You are free to use both types of representations, just have to make sure that other parts of the design are written accordingly.
This post says something different:
"The term big endian (or little endian) designates the byte order in byte oriented processors and doesn't fit for VHDL bit vectors. The technical term is ascending and descending array range. Predefined numerical types like signed and unsigned are restricted to descending ranges by convention."

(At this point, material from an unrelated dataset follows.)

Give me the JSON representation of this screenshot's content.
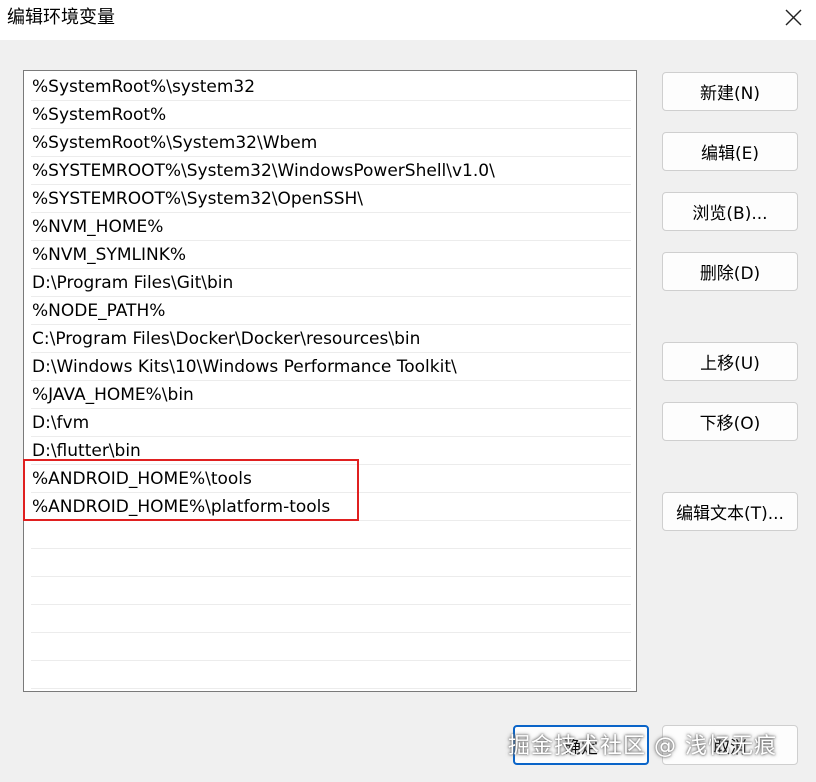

So, this answer can be confusing...
One goes up, one goes down:
-- gives 0, 1, 2, 3:
for i in 0 to 3 loop
-- gives 3, 2, 1, 0:
for i in 3 downto 0 loop
An interesting online reference I found is here, where among others, under the section "Array Assignments," you can read:
Two array objects can be assigned to each other, as long as they are of the same type and same size. It is important to note that the assignment is by position, and not by index number. There is no concept of a most significant bit defined within the language. It is strickly interpreted by the user who uses the array. Here are examples of array assignments:
with the following declaration:
....
SIGNAL z_bus: BIT_VECTOR (3 DOWNTO 0);
SIGNAL a_bus: BIT_VECTOR (1 TO 4);
....
z_bus <= a_bus;
is the same as:
z_bus(3) <= a_bus(1);
z_bus(2) <= a_bus(2);
z_bus(1) <= a_bus(3);
z_bus(0) <= a_bus(4);
Observations:
1) Any difference of "downto" and "to" appears when we want to use a bit-vector not just to represent an array of bits, where each bit has an independent behavior, but to represent an integer number. Then, there is a difference in bit significance, because of the way numbers are processed by circuits like adders, multipliers, etc.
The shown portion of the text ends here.